Les politiques d’immigration favorisaient les ressortissants des colonies britanniques. Vers la fin du 1ge siècle et jusqu’au milieu du 20e siècle, « the majority of English-speaking Canadians regarded Canada as a  » British » nation and asserted that its culture and society, and its legal and political institutions, could be appreciated only within the context of its lengthy past as a British settlement. » 19 En d’autres mots, il faut être britannique pour comprendre, s’intégrer et participer à la société canadienne. Cela implique, notamment, une marginalisation des immigrants autres que britanniques.

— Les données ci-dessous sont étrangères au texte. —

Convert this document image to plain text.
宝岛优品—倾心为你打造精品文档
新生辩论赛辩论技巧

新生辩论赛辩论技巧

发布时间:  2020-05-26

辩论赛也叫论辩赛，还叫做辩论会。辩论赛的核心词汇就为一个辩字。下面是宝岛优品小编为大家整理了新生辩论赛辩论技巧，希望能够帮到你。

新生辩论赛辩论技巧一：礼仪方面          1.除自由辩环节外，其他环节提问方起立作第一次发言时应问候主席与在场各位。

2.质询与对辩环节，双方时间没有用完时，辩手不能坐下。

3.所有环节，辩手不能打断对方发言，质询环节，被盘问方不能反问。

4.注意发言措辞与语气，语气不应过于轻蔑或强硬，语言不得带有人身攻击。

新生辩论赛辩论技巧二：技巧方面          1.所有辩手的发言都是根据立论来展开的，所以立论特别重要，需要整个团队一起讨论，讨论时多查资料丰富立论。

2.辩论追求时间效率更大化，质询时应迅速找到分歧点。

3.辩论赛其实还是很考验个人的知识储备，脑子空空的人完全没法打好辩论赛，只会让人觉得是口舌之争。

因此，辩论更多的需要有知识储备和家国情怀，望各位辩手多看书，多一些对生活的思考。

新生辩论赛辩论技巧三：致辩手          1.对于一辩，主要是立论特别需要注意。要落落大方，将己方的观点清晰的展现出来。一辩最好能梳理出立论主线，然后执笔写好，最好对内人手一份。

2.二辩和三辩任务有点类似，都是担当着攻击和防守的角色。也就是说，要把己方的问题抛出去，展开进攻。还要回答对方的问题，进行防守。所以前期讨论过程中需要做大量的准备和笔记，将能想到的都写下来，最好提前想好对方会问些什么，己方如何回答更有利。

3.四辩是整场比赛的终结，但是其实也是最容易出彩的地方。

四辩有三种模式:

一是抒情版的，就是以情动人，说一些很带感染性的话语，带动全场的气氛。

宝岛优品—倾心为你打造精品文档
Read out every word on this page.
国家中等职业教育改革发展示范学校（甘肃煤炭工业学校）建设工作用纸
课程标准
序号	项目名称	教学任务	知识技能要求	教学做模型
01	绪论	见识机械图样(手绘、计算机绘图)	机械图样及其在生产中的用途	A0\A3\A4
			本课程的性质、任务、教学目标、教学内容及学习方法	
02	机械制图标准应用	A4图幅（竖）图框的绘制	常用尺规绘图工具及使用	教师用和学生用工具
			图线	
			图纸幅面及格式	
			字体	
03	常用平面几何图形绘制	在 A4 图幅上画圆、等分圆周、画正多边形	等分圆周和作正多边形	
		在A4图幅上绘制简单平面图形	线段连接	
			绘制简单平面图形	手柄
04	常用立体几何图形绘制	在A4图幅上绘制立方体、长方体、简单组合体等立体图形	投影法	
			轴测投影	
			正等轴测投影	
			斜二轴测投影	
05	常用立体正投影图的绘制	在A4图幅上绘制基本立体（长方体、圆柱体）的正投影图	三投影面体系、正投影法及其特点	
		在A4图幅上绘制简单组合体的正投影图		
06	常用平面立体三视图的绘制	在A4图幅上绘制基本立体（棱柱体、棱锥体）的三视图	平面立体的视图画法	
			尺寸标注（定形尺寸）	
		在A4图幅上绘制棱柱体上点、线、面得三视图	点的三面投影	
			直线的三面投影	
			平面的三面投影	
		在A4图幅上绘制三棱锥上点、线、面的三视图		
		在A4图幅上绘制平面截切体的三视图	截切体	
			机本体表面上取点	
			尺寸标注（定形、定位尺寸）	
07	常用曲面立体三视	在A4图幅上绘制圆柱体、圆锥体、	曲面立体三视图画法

Dans les années 1920, en Colombie-Britannique, l’intolérance envers les Asiatiques culmine alors que la ville de Penticton propose un rassemblement intitulé « Keep Penticton White ». Ce rassemblement visait directement les communautés asiatiques et Alexander M Manson, ministre du Travail et procureur général de la province, en 1922, propose l’exclusion des Asiatiques pour ce qui a trait à l’immigration.20 En 1923, le gouvernement fédéral, fortement appuyé par le premier ministre de la Colombie-Britannique, passe le Chinese Immigration Act, limitant officiellement l’entrée des immigrants chinois au Canada. En 1946, le Citizenship Bill est déposé par le secrétaire d’État Paul Martin. « Martin also made clear that the proposed citizenship legislation would still incorporate Canadians’ status as British subjects. »21

Les politiques d’assimilation déployées par le Canada dans ces années, couplées aux différentes politiques restreignant l’immigration asiatique et à la définition du « citoyen canadien », montrent clairement le désir d’une population homogène. « Anglocentrism required migrants to abandon the traditions and cultures of their homelands and instead adopt the values and behaviours of English-speaking Canadians. »22 Les immigrants n’ont d’autres choix, pour participer à la vie sociale et politique canadienne, que de renoncer à leurs particularismes identitaires et culturels et s’assimiler au groupe culturel majoritaire. Le Canada, poussant la logique de l’assimilation encore plus loin, refusait l’entrée à certains groupes ethnoculturels parce qu’ils étaient jugés inassimilables. Dans le paradigme de l’homogénéité, les minorités polyethniques n’ont pas d’autres choix que d’abandonner leur identité et faire face à la marginalisation qui, comme le montre le rassemblement de Penticton, peut aller jusqu’à la discrimination raciale et systémique. La France et les États-Unis sont aussi des exemples de sociétés ayant géré la diversité ethnique dans le paradigme de l’homogénéité. Les Révolutions française et américaine, au 18e siècle, avaient toutes deux au sein de leur idéologie cette idée républicaine d’universalisme civique, où chaque citoyen peut être considéré comme égal aux yeux de la loi.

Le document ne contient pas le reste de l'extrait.